De heer Jurgens (PvdA):

Met andere leden van de Kamer begrijp ik het nu niet meer. De commissie heeft voorgesteld een voorbehoud te willen maken ten aanzien van agendapunt 4. Dit is een uniek voorstel. Het is nog niet eerder voorgekomen. Hoe wil de voorzitter dit aan ons voorleggen?

De voorzitter:

Hierover gaat punt 3 van de brief en die komt straks aan de orde. Punt 3 is geheel gekoppeld aan punt 2 van de brief. Ik constateer nu dat met betrekking tot agendapunt 4 er instemming is van de zijde van de Kamer.

In stemming komt het onderdeel I.5 (Ontwerp-kaderbesluit inzake terrorismebestrijding) van de Ontwerpbesluiten Unie-Verdrag (23490, nrs. 215 en 217).

De voorzitter:

Ik constateer dat de aanwezige leden van de fracties van de SP en de Onafhankelijke Senaatsfractie zich uitspreken tegen dit ontwerpkaderbesluit en die van de overige ervoor, zodat de meerderheid zich uitspreekt voor dit ontwerpkaderbesluit.

Ik stel vervolgens punt 3 van de brief aan de orde. Dat luidt: "Afhankelijk van de uitkomst van de stemmingen met betrekking tot onderdeel 2 stelt de commissie voor, indien aan de agendapunten 4 en 5 geen instemming wordt onthouden op de gronden die daarbij aan de orde zijn, ten aanzien van agendapunt 4 een parlementair voorbehoud aan te tekenen bij artikel 4, lid 7, van het ontwerpkaderbesluit inzake het Europees arrestatiebevel (zoals weergegeven in zittingsdocument SN 4698/01, d.d. 26 november 2001). Dit betekent dat de Eerste Kamer de instemming onthoudt aan dit kaderbesluit wanneer het politiek akkoord op 6/7 december inhoudt dat, in tegenstelling tot de Nederlandse inzet die staat weergegeven in voetnoot 3, de Raad zou besluiten tot handhaving van de door het Voorzitterschap voorgestelde formulering van artikel 4, lid 7."

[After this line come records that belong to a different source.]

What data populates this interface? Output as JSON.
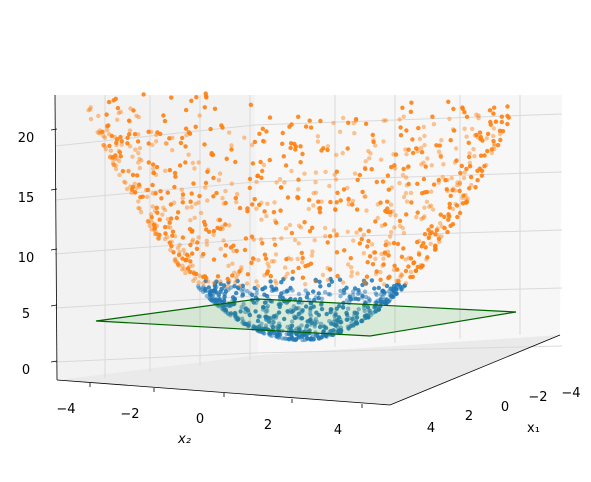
{
  "chart_data": {
    "type": "scatter",
    "projection": "3d",
    "title": "",
    "xlabel": "x₁",
    "ylabel": "x₂",
    "zlabel": "",
    "xlim": [
      -5,
      5
    ],
    "ylim": [
      -5,
      5
    ],
    "zlim": [
      0,
      23
    ],
    "x_ticks": [
      "−4",
      "−2",
      "0",
      "2",
      "4"
    ],
    "y_ticks": [
      "−4",
      "−2",
      "0",
      "2",
      "4"
    ],
    "z_ticks": [
      "0",
      "5",
      "10",
      "15",
      "20"
    ],
    "grid": true,
    "legend": "none",
    "surface": "paraboloid z = x₁² + x₂²",
    "series": [
      {
        "color": "#1f77b4",
        "region": "inside the plane (z below plane)",
        "approx_points": 600
      },
      {
        "color": "#ff7f0e",
        "region": "above the plane",
        "approx_points": 900
      }
    ],
    "plane": {
      "z": 5,
      "edge_color": "#006400",
      "face_color": "#2ca02c",
      "opacity": 0.15
    }
  }
}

Ik stel voor, de Kamer het bedoelde parlementaire voorbehoud te doen uitspreken, maar daarvoor moet ik een sondering houden. Is de Kamer het ermee eens, onder die omstandigheden, een dergelijk voorbehoud aan te tekenen? De leden die niet met dit voorbehoud instemmen, vraag ik te gaan staan.

Ik constateer dat dit voorbehoud met algemene stemmen wordt onderschreven. Daarmee is dit agendapunt voor vandaag afgehandeld. Ik wens de minister veel succes met het vervolg.

Wij zouden nu verder moeten gaan met de behandeling van de wetsvoorstellen op het gebied van onder andere het procesrecht voor burgerlijke zaken, maar hoeveel tijd heeft de minister nodig voor zijn antwoord in eerste termijn?

Minister Korthals:

Voorzitter. Ik schat tussen de anderhalf en twee uur. Ik zal het zo snel mogelijk doen, dus ik heb anderhalf uur nodig.

De voorzitter:

Dan blijft ons niets anders over dan te schorsen voor een dinerpauze.

De vergadering wordt van 18.45 uur tot 20.15 uur geschorst.